Fragments of the night
The bass from the club still thudded in my skull like a distant war drum when I pried open my eyes. It wasn’t just a headache—it was a vibration that seemed to travel through my bones, lingering in every joint, every muscle. I blinked against the harsh white ceiling, my eyes tracing the room like a stranger inspecting someone else’s life. Heavy velvet curtains framed the window, muted burgundy in the morning light, while the faint hum of a city far below reminded me that I was somewhere high above the chaos of Lagos streets. It's definitely not my dorm. Not my friend’s apartment. Not anywhere I could immediately name.
A sheet of pale linen clung to my body like a whisper of warmth. My black dress—the one I had worn to The Vault for my first night out in months—lay crumpled on an armchair, sequins catching the light like shards of broken stars. Beside it, a single stiletto heel rested on the marble floor, pointing at me like an accusation, almost daring me to reconstruct the events of the night.
I pushed myself upright, nausea coiling in my stomach. My phone buzzed somewhere in the room, but I couldn’t locate it. On the nightstand sat a glass of water, two aspirin, and a folded note scrawled in black ink:
You’re safe. Sleep. – N.
I stared at it, my pulse quickening. I didn’t know anyone whose name began with N.
A scent lingered on the pillow, something cedar and smoke, masculine yet oddly intimate. I pulled it close to my face and inhaled. My chest tightened. The smell was possessive, almost protective, as if the air itself had wrapped around me in a quiet embrace.
Fragments of memory flickered across my mind like broken film. Neon lights slicing through the night. Shots of tequila sliding down my throat. A man in a tailored coat leaning against the bar, his eyes darker than the club’s shadows, watching me with a weight I could feel on my skin. I remembered… talking? Dancing? Feeling his presence like a tether pulling me into some unknown orbit. And then, nothing. Just darkness.
I staggered out of bed and padded barefoot across the suite, the marble cold beneath my feet. The city spread beneath me like circuitry in the early morning light, Eko Atlantic’s towers rising out of the mist, cars moving like blood cells through veins of traffic. The view should have made me dizzy, but all I could think about was the absence of memory.
On the table lay my phone, face down. Flipping it over revealed a cracked screen blinking at me: thirty-seven missed calls from my best friend, Stephanie Monroe. Her text scrolled like a scream, each word pounding against my nerves:
Where are you???
You left with some guy; are you okay??
Call me NOW.
Panic tightened around my chest. I opened the call log. The last outgoing call was at 1:17 a.m.—to a number I didn’t recognize. No name saved, just digits. I tried calling it back. Straight to voicemail. A smooth male voice: “Leave a message.” No name. Nothing.
Flashback One
I had been sitting at the bar, fingers trembling around a glass. The club’s neon lights sliced through the haze, painting the walls in sharp blues and hot pinks. Steph was somewhere on the dance floor, lost in a whirlwind of strangers, while I, Elena Bennett, tried to forget the heartbreak that had left me invisible for a year. Every laugh from the tables around me felt like a reminder of everything I wasn’t.
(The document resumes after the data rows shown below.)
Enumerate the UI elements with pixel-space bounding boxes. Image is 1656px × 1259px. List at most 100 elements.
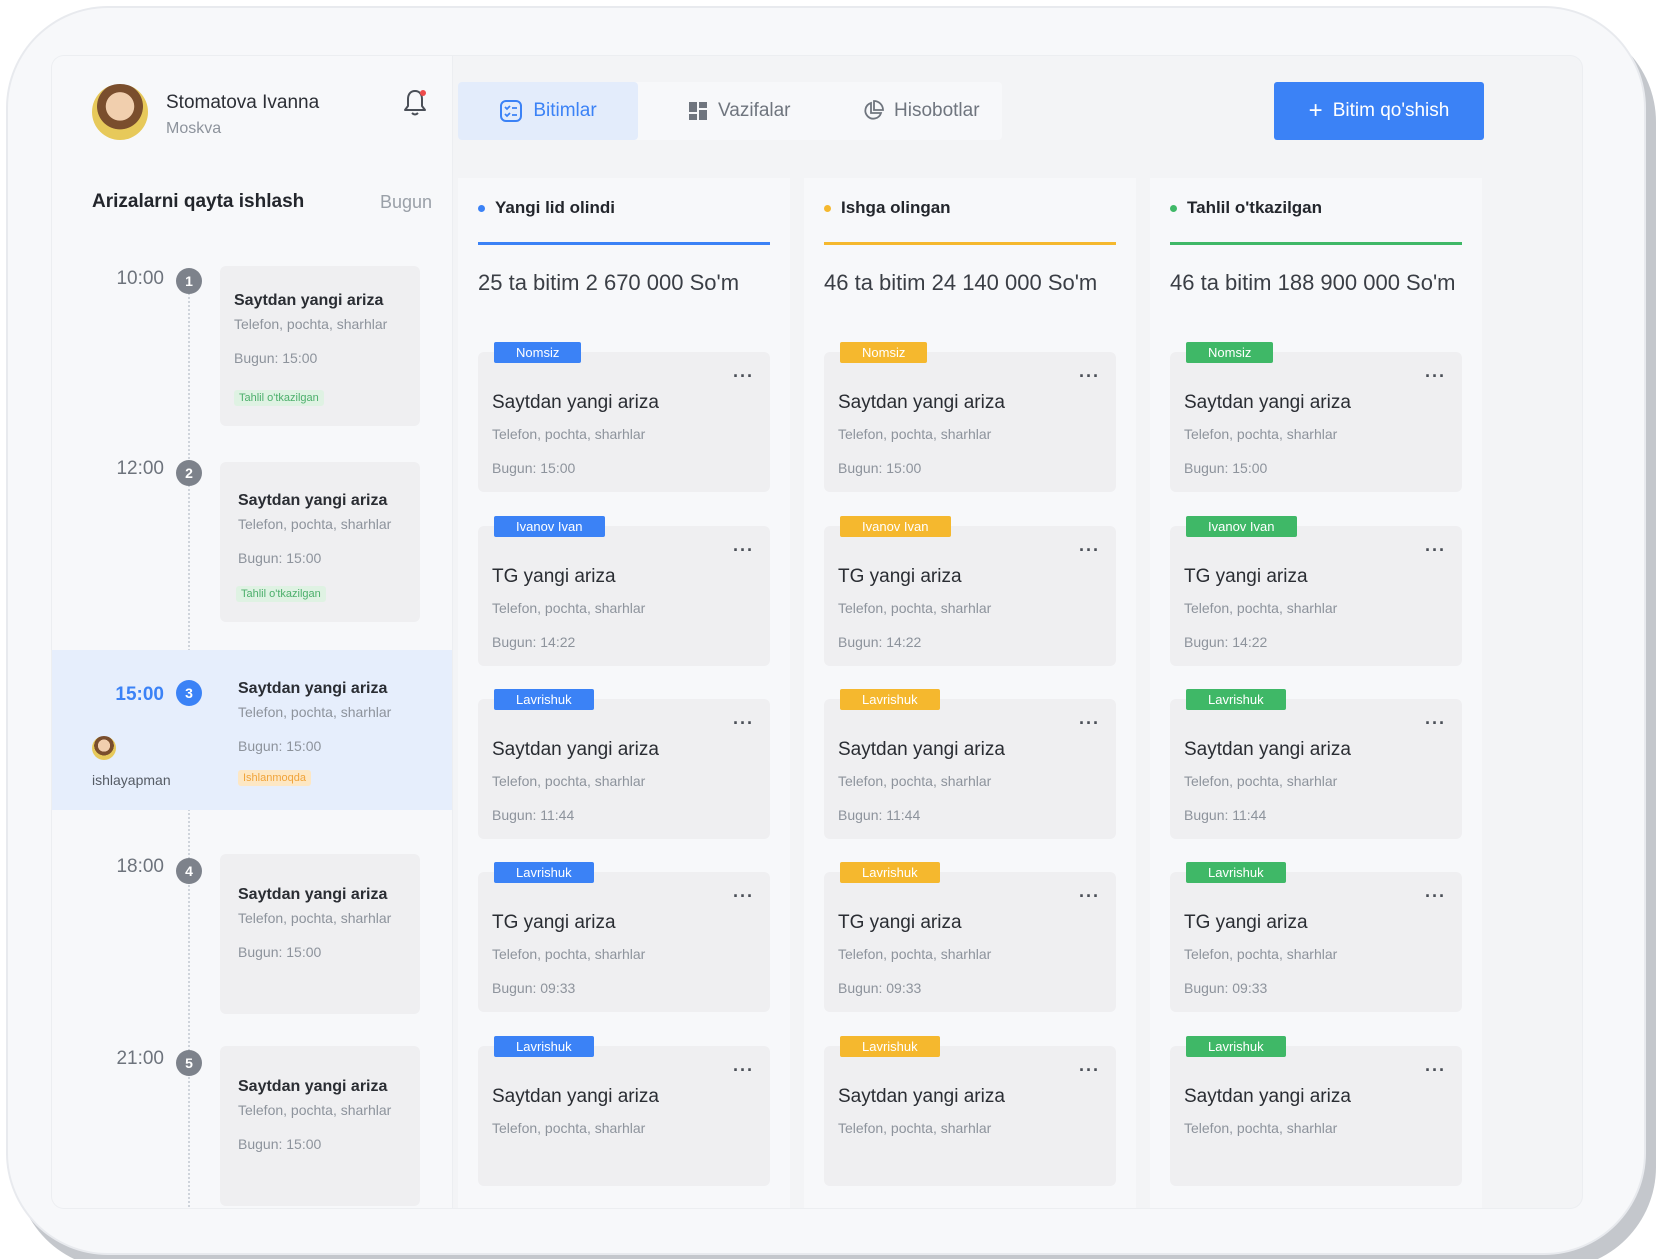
kanban-column: Tahlil o'tkazilgan 46 ta bitim 188 900 00… [1150,178,1482,1208]
timeline-slot[interactable]: 18:00 4 Saytdan yangi ariza Telefon, poc… [52,846,452,1036]
card-owner-badge: Lavrishuk [840,689,940,710]
card-owner-badge: Ivanov Ivan [840,516,951,537]
card-owner-badge: Lavrishuk [840,1036,940,1057]
deal-card[interactable]: Lavrishuk ··· Saytdan yangi ariza Telefon, … [478,689,770,839]
card-timestamp: Bugun: 15:00 [1184,460,1268,476]
slot-card-time: Bugun: 15:00 [238,1136,322,1152]
user-city: Moskva [166,120,222,137]
more-options-icon[interactable]: ··· [1425,366,1446,387]
slot-card[interactable]: Saytdan yangi ariza Telefon, pochta, sha… [220,462,420,622]
sidebar-today-filter[interactable]: Bugun [380,192,432,213]
column-header[interactable]: Yangi lid olindi [478,198,615,218]
column-header[interactable]: Ishga olingan [824,198,951,218]
card-owner-badge: Lavrishuk [840,862,940,883]
more-options-icon[interactable]: ··· [733,1060,754,1081]
more-options-icon[interactable]: ··· [733,886,754,907]
slot-card[interactable]: Saytdan yangi ariza Telefon, pochta, sha… [220,854,420,1014]
column-header[interactable]: Tahlil o'tkazilgan [1170,198,1322,218]
card-owner-badge: Nomsiz [840,342,928,363]
card-title: Saytdan yangi ariza [492,1086,659,1107]
timeline-slot[interactable]: 10:00 1 Saytdan yangi ariza Telefon, poc… [52,256,452,446]
slot-time: 10:00 [116,268,164,289]
status-badge: Ishlanmoqda [238,770,311,786]
card-title: Saytdan yangi ariza [1184,1086,1351,1107]
slot-card[interactable]: Saytdan yangi ariza Telefon, pochta, sha… [220,650,420,810]
card-title: Saytdan yangi ariza [492,392,659,413]
slot-card-time: Bugun: 15:00 [234,350,318,366]
tab-label: Hisobotlar [894,100,980,121]
deal-card[interactable]: Ivanov Ivan ··· TG yangi ariza Telefon, poc… [824,516,1116,666]
add-deal-button[interactable]: + Bitim qo'shish [1274,82,1484,140]
notification-bell-icon[interactable] [402,88,428,118]
more-options-icon[interactable]: ··· [1425,540,1446,561]
more-options-icon[interactable]: ··· [1079,540,1100,561]
deal-card[interactable]: Lavrishuk ··· TG yangi ariza Telefon, pocht… [478,862,770,1012]
more-options-icon[interactable]: ··· [733,540,754,561]
more-options-icon[interactable]: ··· [733,713,754,734]
deal-card[interactable]: Lavrishuk ··· Saytdan yangi ariza Telefon, … [824,1036,1116,1186]
deal-card[interactable]: Lavrishuk ··· Saytdan yangi ariza Telefon, … [1170,689,1462,839]
column-summary: 25 ta bitim 2 670 000 So'm [478,270,740,295]
timeline-slot-active[interactable]: 15:00 3 ishlayapman Saytdan yangi ariza … [52,650,452,810]
deal-card[interactable]: Ivanov Ivan ··· TG yangi ariza Telefon, poc… [1170,516,1462,666]
column-summary: 46 ta bitim 188 900 000 So'm [1170,270,1456,295]
card-timestamp: Bugun: 11:44 [1184,807,1267,823]
tab-label: Vazifalar [718,100,791,121]
tab-label: Bitimlar [533,100,597,121]
more-options-icon[interactable]: ··· [1079,366,1100,387]
slot-card-title: Saytdan yangi ariza [238,680,388,697]
tab-hisobotlar[interactable]: Hisobotlar [862,82,980,140]
slot-time: 21:00 [116,1048,164,1069]
deal-card[interactable]: Nomsiz ··· Saytdan yangi ariza Telefon, poc… [824,342,1116,492]
deal-card[interactable]: Lavrishuk ··· TG yangi ariza Telefon, pocht… [824,862,1116,1012]
slot-time: 12:00 [116,458,164,479]
more-options-icon[interactable]: ··· [733,366,754,387]
timeline-slot[interactable]: 12:00 2 Saytdan yangi ariza Telefon, poc… [52,448,452,638]
more-options-icon[interactable]: ··· [1079,713,1100,734]
slot-card[interactable]: Saytdan yangi ariza Telefon, pochta, sha… [220,266,420,426]
card-subtitle: Telefon, pochta, sharhlar [1184,600,1338,616]
more-options-icon[interactable]: ··· [1425,1060,1446,1081]
deal-card[interactable]: Ivanov Ivan ··· TG yangi ariza Telefon, poc… [478,516,770,666]
card-title: TG yangi ariza [1184,566,1308,587]
card-title: Saytdan yangi ariza [838,392,1005,413]
slot-card-time: Bugun: 15:00 [238,550,322,566]
deal-card[interactable]: Lavrishuk ··· Saytdan yangi ariza Telefon, … [1170,1036,1462,1186]
timeline-slot[interactable]: 21:00 5 Saytdan yangi ariza Telefon, poc… [52,1038,452,1208]
card-subtitle: Telefon, pochta, sharhlar [838,600,992,616]
more-options-icon[interactable]: ··· [1079,886,1100,907]
card-subtitle: Telefon, pochta, sharhlar [838,946,992,962]
plus-icon: + [1308,97,1323,124]
more-options-icon[interactable]: ··· [1425,886,1446,907]
tab-bitimlar[interactable]: Bitimlar [458,82,638,140]
tasks-grid-icon [689,102,707,120]
slot-number: 4 [176,858,202,884]
column-status-dot [1170,204,1177,212]
deal-card[interactable]: Lavrishuk ··· TG yangi ariza Telefon, pocht… [1170,862,1462,1012]
column-title: Yangi lid olindi [495,198,615,217]
kanban-column: Yangi lid olindi 25 ta bitim 2 670 000 So… [458,178,790,1208]
user-profile[interactable]: Stomatova Ivanna Moskva [92,84,432,148]
more-options-icon[interactable]: ··· [1079,1060,1100,1081]
slot-card[interactable]: Saytdan yangi ariza Telefon, pochta, sha… [220,1046,420,1206]
card-timestamp: Bugun: 09:33 [1184,980,1268,996]
card-subtitle: Telefon, pochta, sharhlar [838,773,992,789]
column-title: Tahlil o'tkazilgan [1187,198,1323,217]
column-accent-bar [1170,242,1462,245]
deal-card[interactable]: Nomsiz ··· Saytdan yangi ariza Telefon, poc… [1170,342,1462,492]
slot-card-time: Bugun: 15:00 [238,738,322,754]
slot-number: 3 [176,680,202,706]
sidebar-title: Arizalarni qayta ishlash [92,191,305,212]
deal-card[interactable]: Nomsiz ··· Saytdan yangi ariza Telefon, poc… [478,342,770,492]
slot-card-subtitle: Telefon, pochta, sharhlar [238,910,392,926]
deal-card[interactable]: Lavrishuk ··· Saytdan yangi ariza Telefon, … [478,1036,770,1186]
more-options-icon[interactable]: ··· [1425,713,1446,734]
card-owner-badge: Ivanov Ivan [1186,516,1297,537]
tab-vazifalar[interactable]: Vazifalar [688,82,791,140]
user-name: Stomatova Ivanna [166,92,320,113]
card-subtitle: Telefon, pochta, sharhlar [838,426,992,442]
card-timestamp: Bugun: 14:22 [838,634,922,650]
card-owner-badge: Nomsiz [1186,342,1274,363]
column-title: Ishga olingan [841,198,951,217]
deal-card[interactable]: Lavrishuk ··· Saytdan yangi ariza Telefon, … [824,689,1116,839]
And then he appeared. Tall, quiet, deliberate. Watching me as if I were the only moving piece in the room. He didn’t smile, yet when he spoke, his voice had an edge of velvet, a smoothness that both unnerved and drew me in.
“You don’t like crowds,” he said. Not a question, but a statement that cut through the pulse of the music.
I had murmured something—I couldn’t remember what—and suddenly, his hand was at the small of my back, guiding me to a quieter booth tucked away from the chaos. Everything after that was a blur: laughter that didn’t quite reach my ears, confessions that slipped out too easily, a drink I didn’t remember ordering, and his presence, overwhelming and magnetic. And in that haze, I had felt both a thrill and a terror—a sensation I didn’t know I could crave.